Middle East

Bahrain police kill one in Shiite village

Hussein Niema, third left in foreground, cries as he tells relatives in Sadad, Bahrain, early Saturday, Sept. 29, 2012, that police had just confirmed to him that his son, Ali, 17, was dead. (AP Photo/Hasan Jamali)

DUBAI: Police killed one person when their patrol was attacked in a village near Bahrain's capital, the interior ministry said on Saturday, but the opposition accused police of firing on a peaceful protest.

The ministry said that the male person died when the police acted in self-defence from attackers using Molotov cocktails and iron rods while on patrol late Friday in Sadad, a Shiite village near Manama.

"A police patrol... was attacked with huge number of Molotov cocktails and iron rods at 11:20 PM on Friday that targeted the lives of policemen in the jeep," it said on its website.

"The policemen defended themselves and dealt with the situation according to the legal procedures decided in such cases, in which one of those who were associated in the terror act was injured.

"The medical team that was deployed with the ambulance to the scene pronounced him dead," said the statement.

But the main opposition Shiite group, Al-Wefaq, said 17-year-old Hussein Nemat was killed when police fired buckshot to break up a protest in the village.

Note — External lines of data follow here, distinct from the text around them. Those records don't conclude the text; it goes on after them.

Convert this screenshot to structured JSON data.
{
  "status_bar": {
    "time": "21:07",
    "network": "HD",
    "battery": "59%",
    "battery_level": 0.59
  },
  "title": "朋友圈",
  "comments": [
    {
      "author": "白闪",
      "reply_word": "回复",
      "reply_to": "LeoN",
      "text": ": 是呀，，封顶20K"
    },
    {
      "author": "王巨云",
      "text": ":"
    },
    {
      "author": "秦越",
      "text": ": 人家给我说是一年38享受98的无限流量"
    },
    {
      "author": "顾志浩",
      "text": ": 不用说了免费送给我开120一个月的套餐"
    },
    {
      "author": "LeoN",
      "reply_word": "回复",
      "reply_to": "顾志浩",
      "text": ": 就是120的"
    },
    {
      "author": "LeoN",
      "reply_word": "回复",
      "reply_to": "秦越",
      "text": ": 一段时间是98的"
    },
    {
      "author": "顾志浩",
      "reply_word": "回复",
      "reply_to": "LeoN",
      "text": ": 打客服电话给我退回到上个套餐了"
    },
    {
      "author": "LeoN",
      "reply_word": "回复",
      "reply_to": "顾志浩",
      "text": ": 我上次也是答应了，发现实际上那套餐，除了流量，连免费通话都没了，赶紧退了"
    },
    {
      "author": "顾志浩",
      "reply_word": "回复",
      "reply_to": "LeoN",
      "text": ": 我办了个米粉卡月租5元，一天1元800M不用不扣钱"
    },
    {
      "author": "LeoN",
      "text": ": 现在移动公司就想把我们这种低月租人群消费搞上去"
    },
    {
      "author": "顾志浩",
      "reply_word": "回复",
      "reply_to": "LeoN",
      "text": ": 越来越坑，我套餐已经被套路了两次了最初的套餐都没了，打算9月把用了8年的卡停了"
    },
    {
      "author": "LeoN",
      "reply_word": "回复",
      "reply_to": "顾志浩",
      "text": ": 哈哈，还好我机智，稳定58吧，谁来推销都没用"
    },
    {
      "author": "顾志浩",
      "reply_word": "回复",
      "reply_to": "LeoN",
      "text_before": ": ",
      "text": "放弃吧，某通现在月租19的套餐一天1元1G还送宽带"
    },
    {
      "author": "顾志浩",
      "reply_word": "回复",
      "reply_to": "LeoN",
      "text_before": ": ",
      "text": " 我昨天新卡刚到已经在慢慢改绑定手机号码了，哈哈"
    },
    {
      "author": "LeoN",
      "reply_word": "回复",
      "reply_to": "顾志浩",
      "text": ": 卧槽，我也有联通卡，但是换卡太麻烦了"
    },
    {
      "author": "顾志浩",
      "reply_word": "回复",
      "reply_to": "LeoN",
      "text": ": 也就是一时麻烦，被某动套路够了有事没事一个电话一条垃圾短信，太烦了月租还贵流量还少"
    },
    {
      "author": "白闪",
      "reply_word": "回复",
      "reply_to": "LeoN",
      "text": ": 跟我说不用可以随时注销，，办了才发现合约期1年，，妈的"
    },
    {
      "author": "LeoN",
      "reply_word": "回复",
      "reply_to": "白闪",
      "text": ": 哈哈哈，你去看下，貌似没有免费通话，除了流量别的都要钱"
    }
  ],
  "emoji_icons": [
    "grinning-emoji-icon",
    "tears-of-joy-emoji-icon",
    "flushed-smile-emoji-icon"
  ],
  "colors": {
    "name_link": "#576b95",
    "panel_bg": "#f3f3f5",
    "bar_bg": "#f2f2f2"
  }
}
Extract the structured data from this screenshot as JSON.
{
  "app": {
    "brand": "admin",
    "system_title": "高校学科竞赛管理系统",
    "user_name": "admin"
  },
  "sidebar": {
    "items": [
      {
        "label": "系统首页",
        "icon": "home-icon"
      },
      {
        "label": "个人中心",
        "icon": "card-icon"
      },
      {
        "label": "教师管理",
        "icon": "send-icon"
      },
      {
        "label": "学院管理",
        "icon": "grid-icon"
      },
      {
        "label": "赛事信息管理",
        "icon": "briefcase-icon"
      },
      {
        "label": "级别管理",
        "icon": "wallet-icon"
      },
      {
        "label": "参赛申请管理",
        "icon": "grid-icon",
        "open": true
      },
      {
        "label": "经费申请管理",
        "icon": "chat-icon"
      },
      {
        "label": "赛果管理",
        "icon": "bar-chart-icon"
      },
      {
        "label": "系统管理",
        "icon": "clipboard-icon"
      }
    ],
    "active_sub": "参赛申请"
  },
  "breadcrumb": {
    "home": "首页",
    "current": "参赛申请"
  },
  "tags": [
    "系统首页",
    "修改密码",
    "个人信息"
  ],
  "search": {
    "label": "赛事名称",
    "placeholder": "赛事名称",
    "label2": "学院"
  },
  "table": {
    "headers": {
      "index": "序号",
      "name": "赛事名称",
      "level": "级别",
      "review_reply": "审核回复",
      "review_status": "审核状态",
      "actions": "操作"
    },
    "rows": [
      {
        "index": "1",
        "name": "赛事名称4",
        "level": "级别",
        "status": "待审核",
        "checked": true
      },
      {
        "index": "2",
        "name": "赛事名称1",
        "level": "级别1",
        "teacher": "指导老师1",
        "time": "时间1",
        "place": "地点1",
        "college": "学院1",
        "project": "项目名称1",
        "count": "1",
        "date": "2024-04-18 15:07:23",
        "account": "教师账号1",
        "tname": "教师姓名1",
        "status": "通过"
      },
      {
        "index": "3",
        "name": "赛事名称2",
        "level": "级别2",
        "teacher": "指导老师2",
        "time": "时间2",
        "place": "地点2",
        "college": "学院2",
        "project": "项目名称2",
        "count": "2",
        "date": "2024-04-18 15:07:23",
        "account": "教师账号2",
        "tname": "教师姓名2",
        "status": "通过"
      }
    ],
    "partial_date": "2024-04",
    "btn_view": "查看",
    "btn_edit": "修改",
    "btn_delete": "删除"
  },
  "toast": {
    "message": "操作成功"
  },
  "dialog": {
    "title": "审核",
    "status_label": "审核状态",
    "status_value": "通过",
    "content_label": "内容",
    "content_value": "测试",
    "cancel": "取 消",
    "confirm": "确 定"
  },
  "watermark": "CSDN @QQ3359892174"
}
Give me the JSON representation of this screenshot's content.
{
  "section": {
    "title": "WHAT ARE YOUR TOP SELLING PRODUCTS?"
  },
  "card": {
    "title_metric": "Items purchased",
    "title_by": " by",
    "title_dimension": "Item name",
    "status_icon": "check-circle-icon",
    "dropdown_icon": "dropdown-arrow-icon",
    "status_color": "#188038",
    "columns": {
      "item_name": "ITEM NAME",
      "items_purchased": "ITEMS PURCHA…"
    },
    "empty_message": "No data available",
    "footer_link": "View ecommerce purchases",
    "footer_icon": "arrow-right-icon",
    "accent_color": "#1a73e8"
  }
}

Thousands of people had taken to the streets on Friday in a demonstration to demand the resignation of Prime Minister Khalifa bin Salman al-Khalifa, who has been in office since 1971 and is hostile to any reforms.

The protest march between the Shiite-populated villages of Dia and Sahla, near the capital, passed off relatively peacefully, although small groups of demonstrators skirmished with the security forces.

The Sunni-ruled kingdom has continued to witness sporadic Shiite-led demonstrations, mostly outside the capital, since it crushed a protest movement in a bloody crackdown in March of last year.